Shimano Dura-Ace and Ultegra ($4,280 and $2,566)

Shimano Dura-Ace drivetrain
(Photo: Courtesy Shimano)

Shimano launched its first electronic drivetrain in 2009. From ten to 11 and now 12 speeds, the Japanese company’s Di2 drivetrains have always set the bar for shift speed and precision.

This year, in a departure from its previous launches, Shimano introduced the newest versions of its second-tier Ultegra group and its premium, lighter Dura-Ace, at the same time—a boon for budget-conscious cyclists who previously had to wait longer for updated drivetrains in their price range. Both of these new 12-speed groups aren’t completely wireless, but they are wireless where it matters. Shimano ditched the E-Tube lines that connect the shift levers to the front and rear derailleurs, to declutter cockpits and reap aerodynamic gains. A pair of small, coin-size batteries power the shifters.
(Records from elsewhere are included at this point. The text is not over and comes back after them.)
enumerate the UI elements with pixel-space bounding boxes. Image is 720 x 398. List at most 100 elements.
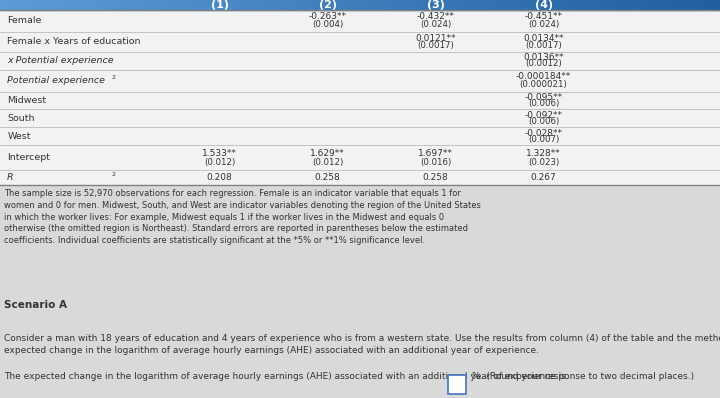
Bar — [450, 0, 461, 10]
Bar — [324, 0, 334, 10]
Text: R: R — [7, 173, 14, 182]
Bar — [126, 0, 137, 10]
Bar — [234, 0, 245, 10]
Bar — [414, 0, 424, 10]
Bar — [108, 0, 119, 10]
Bar — [270, 0, 281, 10]
Bar — [540, 0, 550, 10]
Bar — [117, 0, 127, 10]
Bar — [657, 0, 667, 10]
Text: -0.451**: -0.451** — [525, 12, 562, 21]
Bar — [72, 0, 82, 10]
Bar — [63, 0, 73, 10]
Bar — [90, 0, 101, 10]
Text: (3): (3) — [427, 0, 444, 10]
Bar — [315, 0, 325, 10]
Text: (0.0012): (0.0012) — [525, 59, 562, 68]
Bar — [531, 0, 541, 10]
Bar — [684, 0, 694, 10]
Text: 1.629**: 1.629** — [310, 149, 345, 158]
Bar — [441, 0, 451, 10]
Bar — [558, 0, 569, 10]
Text: 0.258: 0.258 — [423, 173, 449, 182]
Bar — [612, 0, 622, 10]
Text: Potential experience: Potential experience — [7, 76, 105, 85]
Bar — [576, 0, 586, 10]
Bar — [153, 0, 163, 10]
Bar — [585, 0, 595, 10]
Bar — [0, 10, 720, 185]
Text: 0.208: 0.208 — [207, 173, 233, 182]
Bar — [567, 0, 577, 10]
Text: Female: Female — [7, 16, 42, 25]
Text: -0.028**: -0.028** — [525, 129, 562, 138]
Bar — [360, 0, 370, 10]
Bar — [288, 0, 299, 10]
Bar — [486, 0, 497, 10]
Bar — [513, 0, 523, 10]
Bar — [675, 0, 685, 10]
Text: 2: 2 — [112, 75, 116, 80]
Bar — [693, 0, 703, 10]
Text: (2): (2) — [319, 0, 337, 10]
Bar — [342, 0, 353, 10]
Text: (0.000021): (0.000021) — [520, 80, 567, 89]
Text: 0.267: 0.267 — [531, 173, 557, 182]
Text: (1): (1) — [210, 0, 229, 10]
Bar — [621, 0, 631, 10]
Text: The expected change in the logarithm of average hourly earnings (AHE) associated: The expected change in the logarithm of … — [4, 372, 565, 381]
Bar — [261, 0, 271, 10]
Bar — [144, 0, 154, 10]
Bar — [405, 0, 415, 10]
Bar — [459, 0, 469, 10]
Bar — [99, 0, 109, 10]
Text: 1.533**: 1.533** — [202, 149, 237, 158]
Text: (0.016): (0.016) — [420, 158, 451, 167]
Text: (0.024): (0.024) — [420, 20, 451, 29]
Bar — [225, 0, 235, 10]
Bar — [252, 0, 262, 10]
Bar — [279, 0, 289, 10]
Text: (0.012): (0.012) — [312, 158, 343, 167]
Text: 0.0136**: 0.0136** — [523, 53, 564, 62]
Bar — [135, 0, 145, 10]
Text: (0.004): (0.004) — [312, 20, 343, 29]
Text: (0.007): (0.007) — [528, 135, 559, 144]
Text: The sample size is 52,970 observations for each regression. Female is an indicat: The sample size is 52,970 observations f… — [4, 189, 480, 245]
Bar — [594, 0, 604, 10]
Text: Intercept: Intercept — [7, 153, 50, 162]
Bar — [207, 0, 217, 10]
Text: (0.024): (0.024) — [528, 20, 559, 29]
Bar — [180, 0, 190, 10]
Text: South: South — [7, 114, 35, 123]
Bar — [0, 0, 11, 10]
Bar — [45, 0, 55, 10]
Bar — [468, 0, 478, 10]
Text: (0.0017): (0.0017) — [525, 41, 562, 50]
Bar — [189, 0, 199, 10]
Bar — [171, 0, 181, 10]
Bar — [477, 0, 487, 10]
Text: %. (Round your response to two decimal places.): %. (Round your response to two decimal p… — [472, 372, 694, 381]
Text: (0.006): (0.006) — [528, 99, 559, 108]
Bar — [603, 0, 613, 10]
Bar — [432, 0, 442, 10]
Text: (0.0017): (0.0017) — [417, 41, 454, 50]
Bar — [630, 0, 641, 10]
Bar — [306, 0, 317, 10]
Bar — [495, 0, 505, 10]
Bar — [448, 375, 466, 394]
Bar — [297, 0, 307, 10]
Text: Female x Years of education: Female x Years of education — [7, 37, 140, 46]
Text: -0.263**: -0.263** — [309, 12, 346, 21]
Bar — [243, 0, 253, 10]
Text: (0.006): (0.006) — [528, 117, 559, 126]
Text: Midwest: Midwest — [7, 96, 46, 105]
Bar — [639, 0, 649, 10]
Text: 0.0134**: 0.0134** — [523, 34, 564, 43]
Bar — [198, 0, 209, 10]
Bar — [396, 0, 407, 10]
Bar — [351, 0, 361, 10]
Bar — [36, 0, 46, 10]
Bar — [54, 0, 65, 10]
The rechargeable battery located in the bike’s seatpost is still wired to the derailleurs and has enough juice to last approximately 600 miles between charges.
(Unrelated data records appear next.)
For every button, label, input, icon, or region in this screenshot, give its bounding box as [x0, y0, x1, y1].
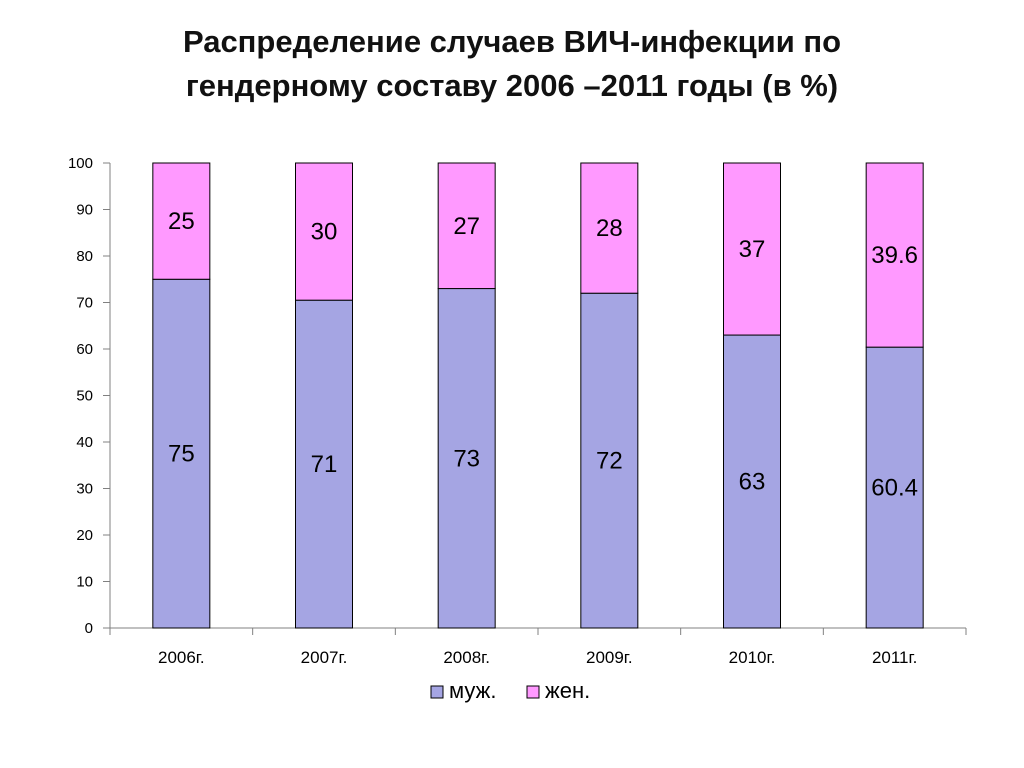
x-tick-label: 2009г.: [586, 648, 633, 667]
data-label-male: 71: [311, 451, 338, 478]
data-label-female: 28: [596, 215, 623, 242]
bar-segment-female: [723, 162, 781, 336]
data-label-male: 60.4: [871, 475, 918, 502]
data-label-female: 30: [311, 219, 338, 246]
y-tick-label: 100: [68, 155, 93, 172]
bar-segment-female: [295, 162, 353, 301]
legend-swatch-female: [526, 685, 540, 699]
y-tick-label: 10: [76, 574, 93, 591]
x-tick-label: 2007г.: [301, 648, 348, 667]
y-axis: 0 10 20 30 40 50 60 70 80 90 100: [68, 155, 111, 637]
data-label-female: 25: [168, 208, 195, 235]
y-tick-label: 80: [76, 248, 93, 265]
data-label-female: 37: [739, 236, 766, 263]
x-axis: 2006г. 2007г. 2008г. 2009г. 2010г. 2011г.: [109, 627, 967, 667]
bar-segment-male: [295, 299, 353, 629]
y-tick-label: 50: [76, 388, 93, 405]
bar-segment-male: [437, 288, 496, 629]
chart-title: Распределение случаев ВИЧ-инфекции по ге…: [0, 20, 1024, 108]
data-label-male: 75: [168, 441, 195, 468]
bar-segment-male: [152, 278, 211, 629]
data-label-female: 27: [453, 213, 480, 240]
bars: 75 25 71 30 73 27 72 28 63 37 60.4 39.6: [152, 162, 924, 629]
y-tick-label: 0: [85, 620, 93, 637]
x-tick-label: 2008г.: [443, 648, 490, 667]
y-tick-label: 70: [76, 295, 93, 312]
legend-swatch-male: [430, 685, 444, 699]
bar-segment-female: [437, 162, 496, 290]
y-tick-label: 90: [76, 202, 93, 219]
legend-label-female: жен.: [545, 678, 590, 703]
y-tick-label: 60: [76, 341, 93, 358]
bar-segment-male: [865, 346, 924, 629]
chart-title-line-1: Распределение случаев ВИЧ-инфекции по: [182, 24, 842, 59]
y-tick-label: 20: [76, 527, 93, 544]
chart-title-line-2: гендерному составу 2006 –2011 годы (в %): [185, 68, 839, 103]
data-label-male: 63: [739, 469, 766, 496]
x-tick-label: 2006г.: [158, 648, 205, 667]
data-label-female: 39.6: [871, 242, 918, 269]
data-label-male: 73: [453, 445, 480, 472]
legend-label-male: муж.: [449, 678, 496, 703]
bar-segment-male: [723, 334, 781, 629]
bar-segment-female: [152, 162, 211, 280]
x-tick-label: 2010г.: [729, 648, 776, 667]
bar-segment-female: [580, 162, 639, 294]
y-tick-label: 30: [76, 481, 93, 498]
bar-segment-male: [580, 292, 639, 629]
y-tick-label: 40: [76, 434, 93, 451]
bar-segment-female: [865, 162, 924, 348]
x-tick-label: 2011г.: [872, 648, 917, 667]
data-label-male: 72: [596, 448, 623, 475]
legend: муж. жен.: [430, 678, 590, 703]
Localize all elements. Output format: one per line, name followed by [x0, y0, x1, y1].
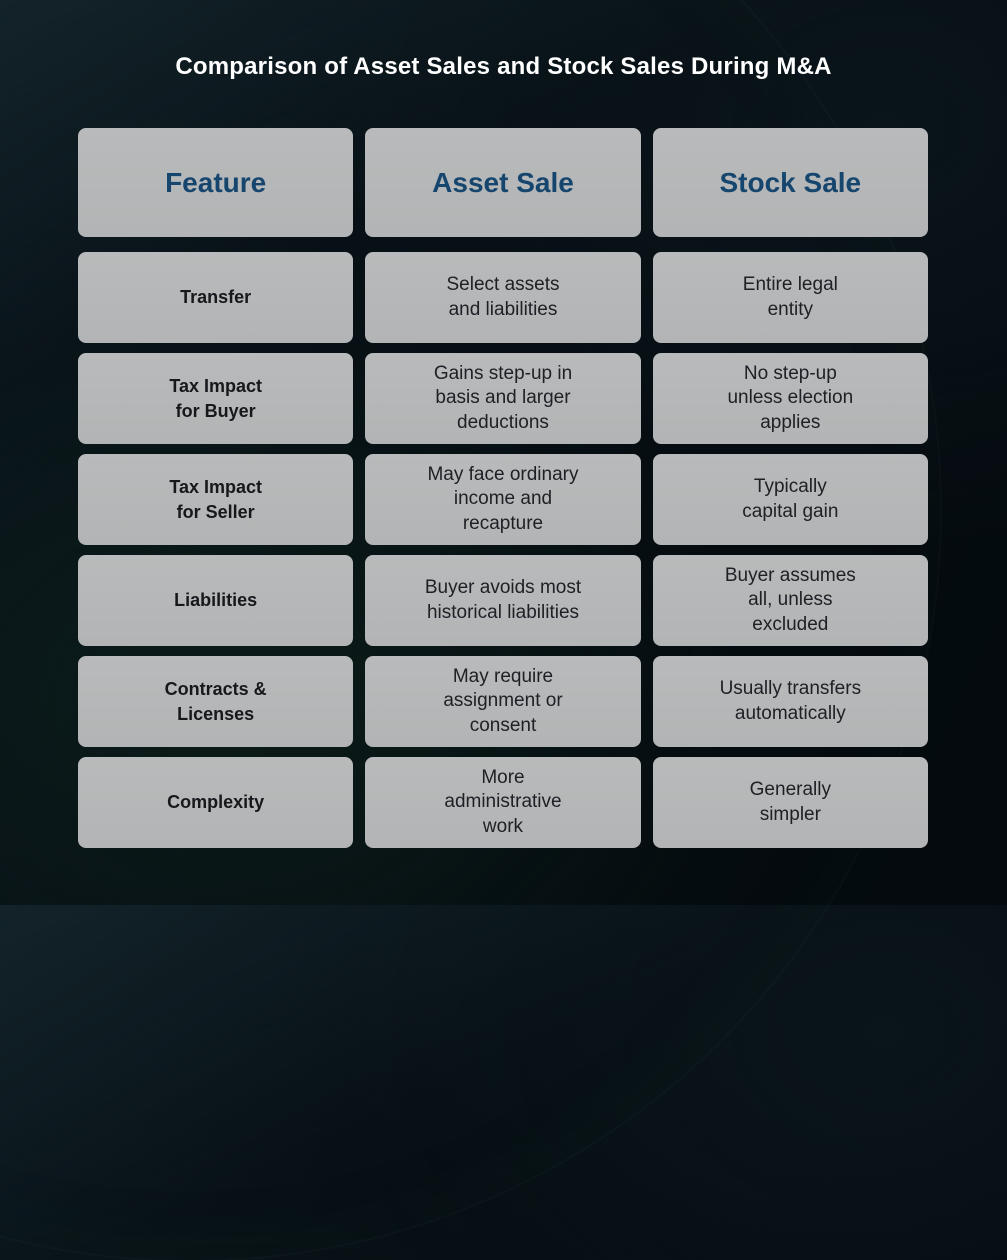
cell-liabilities-asset-sale: Buyer avoids most historical liabilities: [365, 555, 641, 646]
cell-transfer-feature: Transfer: [78, 252, 354, 343]
cell-contracts-licenses-feature: Contracts & Licenses: [78, 656, 354, 747]
cell-transfer-asset-sale: Select assets and liabilities: [365, 252, 641, 343]
cell-liabilities-feature: Liabilities: [78, 555, 354, 646]
cell-tax-impact-seller-feature: Tax Impact for Seller: [78, 454, 354, 545]
table-header-row: Feature Asset Sale Stock Sale: [78, 128, 928, 237]
header-cell-stock-sale: Stock Sale: [652, 128, 928, 237]
cell-tax-impact-seller-stock-sale: Typically capital gain: [652, 454, 928, 545]
cell-tax-impact-buyer-feature: Tax Impact for Buyer: [78, 353, 354, 444]
header-cell-asset-sale: Asset Sale: [365, 128, 641, 237]
cell-complexity-feature: Complexity: [78, 757, 354, 848]
comparison-table: Feature Asset Sale Stock Sale Transfer S…: [78, 128, 928, 848]
cell-liabilities-stock-sale: Buyer assumes all, unless excluded: [652, 555, 928, 646]
cell-tax-impact-seller-asset-sale: May face ordinary income and recapture: [365, 454, 641, 545]
header-cell-feature: Feature: [78, 128, 354, 237]
cell-contracts-licenses-stock-sale: Usually transfers automatically: [652, 656, 928, 747]
cell-tax-impact-buyer-asset-sale: Gains step-up in basis and larger deduct…: [365, 353, 641, 444]
cell-transfer-stock-sale: Entire legal entity: [652, 252, 928, 343]
page-title: Comparison of Asset Sales and Stock Sale…: [175, 53, 832, 80]
cell-tax-impact-buyer-stock-sale: No step-up unless election applies: [652, 353, 928, 444]
cell-contracts-licenses-asset-sale: May require assignment or consent: [365, 656, 641, 747]
cell-complexity-stock-sale: Generally simpler: [652, 757, 928, 848]
cell-complexity-asset-sale: More administrative work: [365, 757, 641, 848]
table-body: Transfer Select assets and liabilities E…: [78, 252, 928, 848]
But what puts Shimano far in front is the Hyperglide+ shifting technology, previously reserved for mountain-bike groups. Ramps on the cassette and contours on the chain allow for quicker shifting, even under heavy torque. Try as we might to jam them, both were faultless even under our most hamfisted shifts during sprints.

Dura-Ace Ultregra

RockShox Flight Attendant (sold with certain bikes)

RockShox Flight Attendant
(Photo: Courtesy RockShox)

RockShox isn’t the first company to use electronic controls to balance pedaling efficiency with suspension performance, but it has produced the most refined system to date. The Flight Attendant made our rides faster, more efficient, and more fun because we were able to simply focus on the trail ahead.

The system automatically switches the front and rear suspension between open, pedal, and locked-out modes, with adjustments every five milliseconds. Wireless sensors on the fork and rear shock record information on acceleration, impacts, rider inputs, and the orientation of the bike. The sensors then relay that data to the control unit built into the fork, which adjusts the suspension. The engineers even went a step further by adding a third sensor on the crank spindle to measure cadence for uphill efficiency. Riders can fine-tune the system to spend more time in open or pedal modes, depending on preference. The Flight Attendant is designed to complement aggressive trail and enduro bikes by making them more efficient without sacrificing suspension performance on rowdy terrain. Surprisingly, it offered more support in corners than similar analog models and so helped us carry more speed.